Русское: Реверберации — страница 27 из 86

С этих глаз начинается ужас, который постепенно рассеивается по всему рассказу. Он прикасается к одному из этих мертвых двойников жизни. «Кожа не была холодной, как у мертвеца; в ней хранилась какая-то странная тепловатость; это была как бы выцветшая теплота живого тела». «Тусклое солнце небес стереоскопического мира разливало по буроватой земле лишь смутный загадочный сумрак». Эта подмена так естественна, так вероятна, так напоминает то, что напрашивается само собой в залах Эрмитажа! В этом красочном, звуковом и световом подмене заключается больше фантастического ужаса, чем в событиях.

Герой случайно разламывает стекло в витрине Египетского зала и берет одного из каменных скарабеев. Здесь ужас растет, потому что все призраки, благодаря стереоскопичности, вещественны. Он ловит на себе взгляд старухи, которая смотрит на витрину. Эти глаза были особенно непобедимо страшны. Он, преодолев себя, подходит к ней. Но случается нечто очень страшное: фантом падает на пол. Он хочет бежать из этого мира. Но как?

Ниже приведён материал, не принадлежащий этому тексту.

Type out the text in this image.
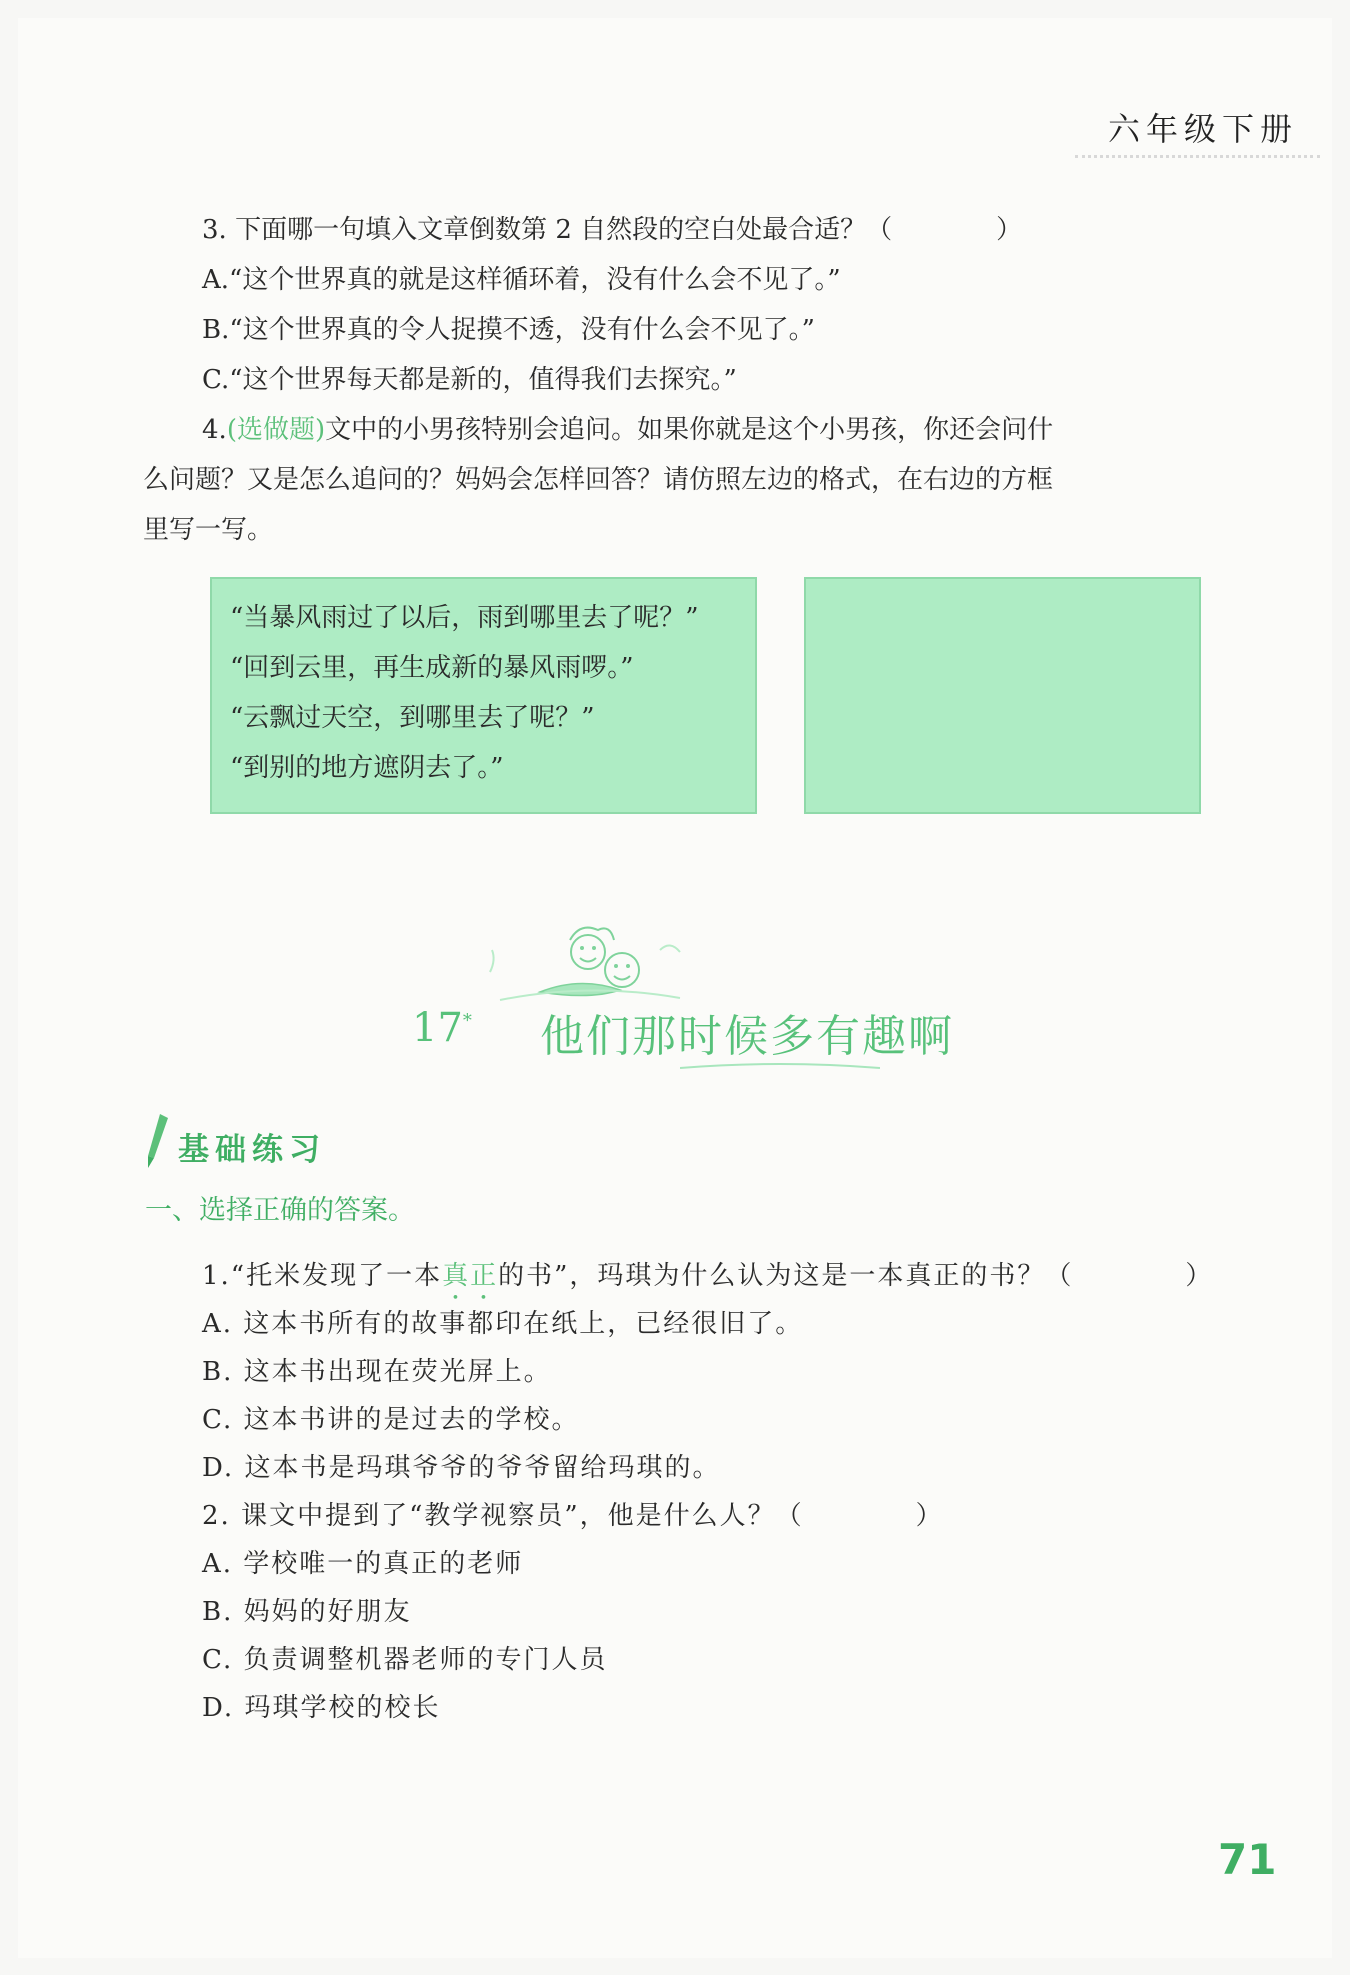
六年级下册
3. 下面哪一句填入文章倒数第 2 自然段的空白处最合适？（　　　　）
A.“这个世界真的就是这样循环着，没有什么会不见了。”
B.“这个世界真的令人捉摸不透，没有什么会不见了。”
C.“这个世界每天都是新的，值得我们去探究。”
4.(选做题)文中的小男孩特别会追问。如果你就是这个小男孩，你还会问什
么问题？又是怎么追问的？妈妈会怎样回答？请仿照左边的格式，在右边的方框
里写一写。
“当暴风雨过了以后，雨到哪里去了呢？”
“回到云里，再生成新的暴风雨啰。”
“云飘过天空，到哪里去了呢？”
“到别的地方遮阴去了。”
17* 他们那时候多有趣啊
基础练习
一、选择正确的答案。
1.“托米发现了一本真正的书”，玛琪为什么认为这是一本真正的书？（　　　　）
A. 这本书所有的故事都印在纸上，已经很旧了。
B. 这本书出现在荧光屏上。
C. 这本书讲的是过去的学校。
D. 这本书是玛琪爷爷的爷爷留给玛琪的。
2. 课文中提到了“教学视察员”，他是什么人？（　　　　）
A. 学校唯一的真正的老师
B. 妈妈的好朋友
C. 负责调整机器老师的专门人员
D. 玛琪学校的校长
71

«Я был одиноким живым, затерявшимся в этих мертвенных областях». Он возвращается в тот зал, где сидит фотограф, придвигается к аппарату, так что затылком касается объектива, и медленно и слегка поворачивает голову вправо и влево. И наконец находит точку, с которой смотрит в зал объектив стереоскопа, и незаметно входит обратно в обычный мир. Эта черта поражает, потому что в ней скрыт тот знакомый жест, когда для того, чтобы увидеть рельефность двойной стереоскопической фотографии, мы скашиваем глаза и проводим несколько раз карточкой перед глазами на известном расстоянии, пока оба изображения не сольются в одно. Здесь этот самый жест повторен наоборот.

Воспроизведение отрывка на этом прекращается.